Back on 8 October, Jessica Winter wrote in the Boston Globe's Arts section about "a new literary movement based in Northampton," Massachusetts. The article, "Make It Weird," describes "writers who are currently staking out ground between mainstream literary fiction and the more specialized domains of science fiction and fantasy."
This reported literary movement goes by various names:
- new-wave fabulism
- the new weird
- weirdass fiction
- kitchen-sink magic realism
I see the same anxieties and shiftiness at work in this new trend. Winter quotes Bradford Murrow, the novelist and anthologist who coined the term "new wave fabulism," as defining it like this:
"A new wave fabulist is a writer who has transcended the conventions of sci-fi and fantasy fiction, lifting the traditional genre form into a new literary realm," says Morrow. Any effort to narrow down the category much further than that, he adds, "would be like trying to nail a raindrop to the wall."So "new wave fabulism" differs from all previous science fiction and fantasy because, well, it's different.
It has "transcended the conventions," Murrow says. But by definition fantasy literature already transcends the most rigid convention of all, real life. Of course, the science fiction and fantasy genres have developed conventions. All genre literature does; that's how genres function. (And no one is more ruthless in pointing out clichés than genre authors.) But not all science fiction and fantasy fits within the limits of genre, just as not every novel that contains a murder is a mystery.

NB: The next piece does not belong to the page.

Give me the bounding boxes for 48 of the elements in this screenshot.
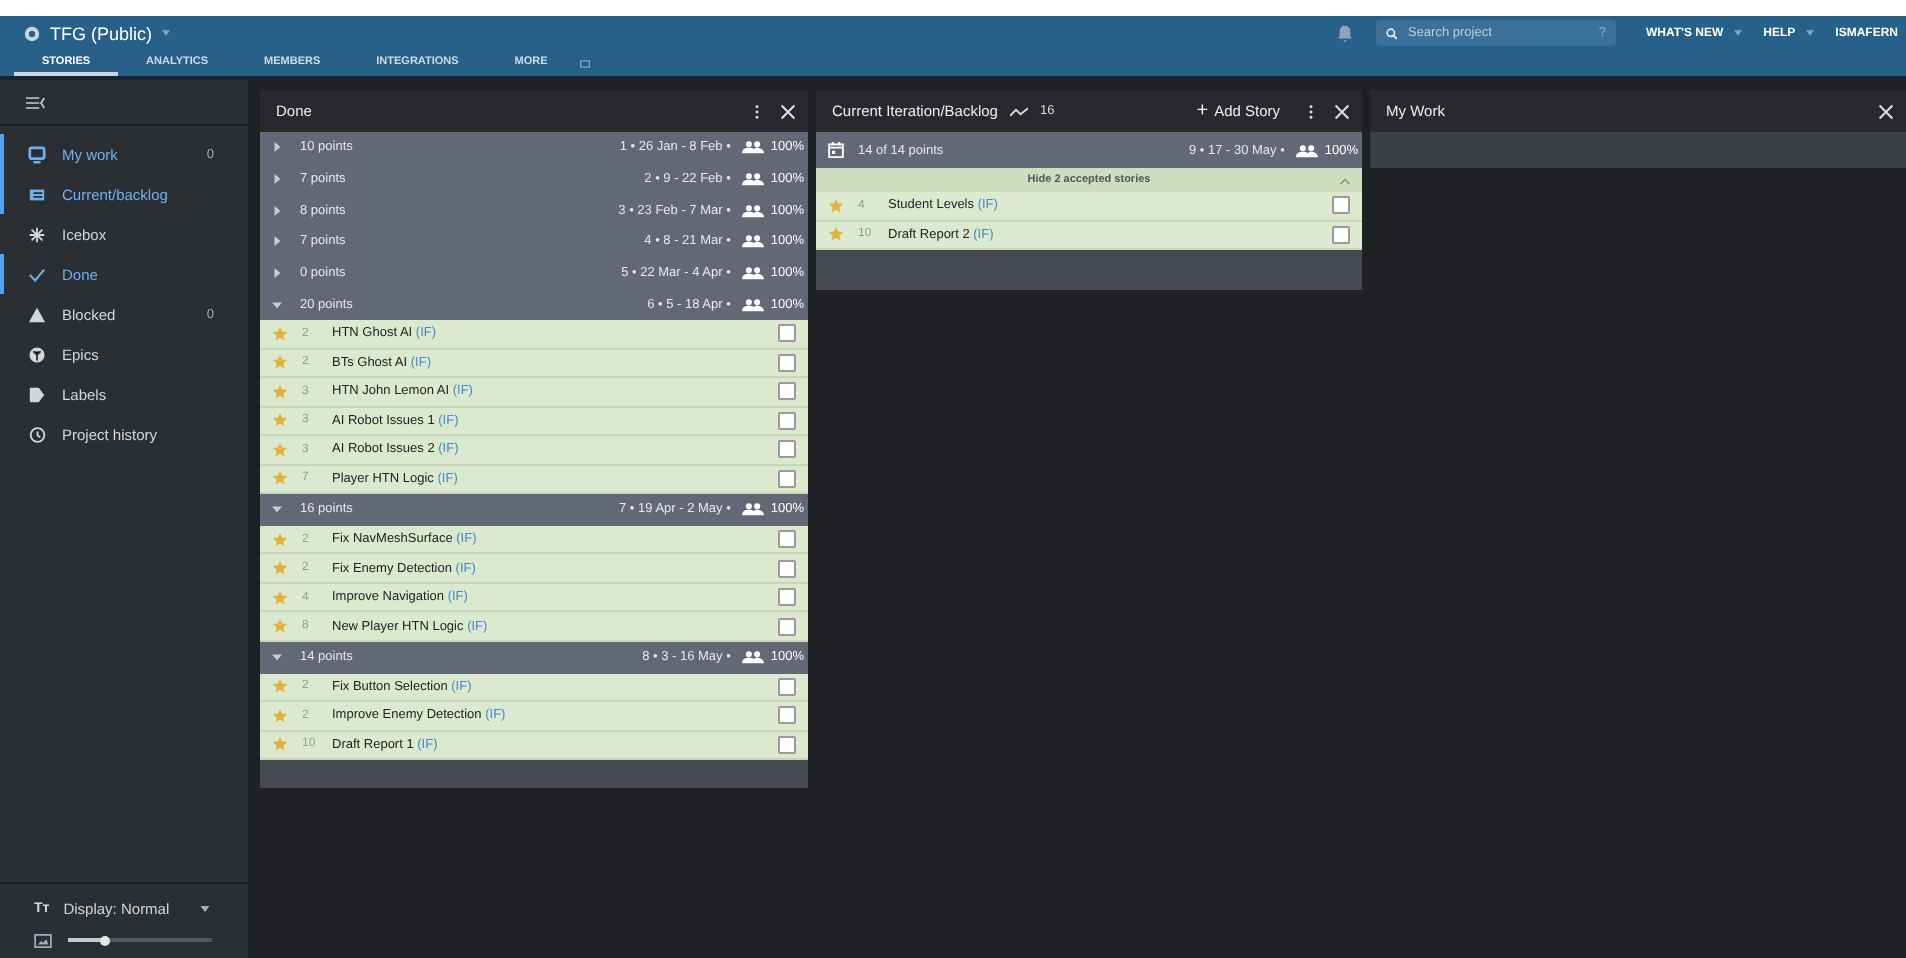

Murrow says the new work has entered a "new literary realm," higher (hence "lifting") than its conventional counterparts. What defines "literary"? The article singles out the work of Kelly Link, especially in Magic for Beginners:
With endless permutations of the wry, the enchanted, and the quotidian, Link employs fantastical elements as thrilling ends in themselves, but also as the means for expressing her characters' emotions and private dilemmas.Stories with emotional depth are called good fiction. That quality has nothing to do with the presence or absence of "fantastical elements."
What really distinguishes "new wave fabulism" from the fantasy novels that started to rewrite US bestseller lists a few years ago? The intended audience. Winter starts her article with Link's story "Lull", which involves a phone-sex line. We just don't see phone-sex lines in fiction for young people; older teens may want to chat about sex, but, unlike adults, they haven't given up the ambition of doing so for free. Similarly, calling a movement "weirdass" signals that you're not telling stories to fourth-graders (or else you could never be heard over the hysterics).
So, my Northampton neighbors, write your stories! Explore the depths of adult emotional dilemmas! Break the conventions of genre--because that's what fantasy lets writers do! But address your creativity to your fiction, not to coining new, multi-verbal labels for what sort of fiction it is.